The Webform Anonymous module seeks to allow webform content node authors obscure the submitter's identifying information for a particular webform node. It does this by limiting the display of uid and ip address information that is store in the submission table.
This is inherently susceptible to a determined administrative user who can examine database tables or use other means to discover identifying information. The only real solution is to ensure that identifying information is not stored or is one-way encrypted in the database. See this Webform Anonymous issue: #2350497: Data not suffeciently anonymized
The IP address is actually used in only two placed in Webform:
- To report to the administrator via the error log an attempt to use Webform as an agent of spam. For valid users of a confidential survey, such a report should not be a concern (unless they are in fact spammers, in which case they don't deserve confidentiality).

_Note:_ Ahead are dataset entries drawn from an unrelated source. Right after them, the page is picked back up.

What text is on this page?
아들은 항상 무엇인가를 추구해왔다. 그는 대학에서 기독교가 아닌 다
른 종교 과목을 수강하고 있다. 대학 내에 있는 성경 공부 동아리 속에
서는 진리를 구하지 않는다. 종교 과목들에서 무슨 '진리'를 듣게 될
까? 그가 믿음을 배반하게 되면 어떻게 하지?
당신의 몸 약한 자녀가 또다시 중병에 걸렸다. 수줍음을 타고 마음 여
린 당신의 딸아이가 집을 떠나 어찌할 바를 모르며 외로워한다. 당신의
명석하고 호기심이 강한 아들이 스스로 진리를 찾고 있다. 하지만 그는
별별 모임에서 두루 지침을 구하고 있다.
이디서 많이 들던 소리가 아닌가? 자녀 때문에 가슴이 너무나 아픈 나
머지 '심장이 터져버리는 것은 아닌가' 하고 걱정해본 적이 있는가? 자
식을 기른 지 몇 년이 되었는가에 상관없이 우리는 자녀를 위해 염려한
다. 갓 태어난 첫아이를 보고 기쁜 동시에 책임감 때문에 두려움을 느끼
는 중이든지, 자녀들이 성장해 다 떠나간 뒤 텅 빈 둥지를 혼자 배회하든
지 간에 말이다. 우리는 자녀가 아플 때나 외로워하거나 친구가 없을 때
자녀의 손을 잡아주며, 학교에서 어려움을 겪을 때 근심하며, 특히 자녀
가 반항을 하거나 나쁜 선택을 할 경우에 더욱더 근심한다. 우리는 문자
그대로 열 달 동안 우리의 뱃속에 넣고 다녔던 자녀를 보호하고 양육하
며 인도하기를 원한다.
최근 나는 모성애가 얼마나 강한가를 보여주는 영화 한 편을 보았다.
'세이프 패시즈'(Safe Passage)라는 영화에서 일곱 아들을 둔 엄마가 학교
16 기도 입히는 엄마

- To limit the number of submission for anonymous (i.e. not authenticated) users. Webform offers three options for this: cookies, ip address, and both. For a confidential webform node, cookies only would automatically be used.
The proposed implementation would be to record the IP address as normal during the creation of a node by an anonymous user. This allow the IP address to be available for spam checking. Immediately before saving the submission (presave time), the IP address would be replaced with a bogus value, such as (unknown). The (unknown) IP address would continue to be displayed on webform submission and reports to reassure administrators that no IP addresses are being saved.
If the option is turned off, then only future submission would record data. If turned back on, any existing submissions would be sanitized with "(unknown)".
An attempt to submit a confidential webform from an authenticated user account with either be logged out first or (more likely) greeted with a message that the user needs to log out first.
| Comment | File | Size | Author |
|---|---|---|---|
| #3 | webform-confidential-2477735-2.patch | 15.15 KB | danchadwick |
Comments
Comment #1
danchadwick commentedNote: I would have liked to one-way encrypt the IP address because then it could be used for submission limit control. IP addresses, however are only 32 bits long (fewer in actual use -- not all IP address ranges are used). This isn't enough information to prevent a brute-force attack, even with a cryptographic salt.
Another feature: webform should display a status message to the submitter informing him/her that their IP address will not be recorded.
Comment #3
danchadwick commentedThis patch:
This feature cost the maintainer about $400. Funding is appreciated.
Committed to 7.x-4.x.
Comment #4
danchadwick commentedComment #5
fenstratCommitted and pushed to 8.x-4.x. Thanks!
Comment #7
mortenthorpe commentedI notice that the "Confidential" IP address recorded for a submission is actually "(unknown)", which makes me wonder how this is a good solution as clashes with IP-respecting validators will immediately classify these submissions as spam.
I propose
- Replacing "(unknown)" by "127.0.0.1" or the servers own IP-address
- Adding a boolean-column specifying that the submission is "confidential" - Because the IP address alone being the servers IP may be a result of a proxy-setup, cloud-hosted site etc.
Comment #8
danchadwick commentedRe #7: please open a new issue. Also please explain your use case. If a webform node is confidential, the the assumption is the admin is trying to NOT use the IP address and would not include them in emails or otherwise validate them.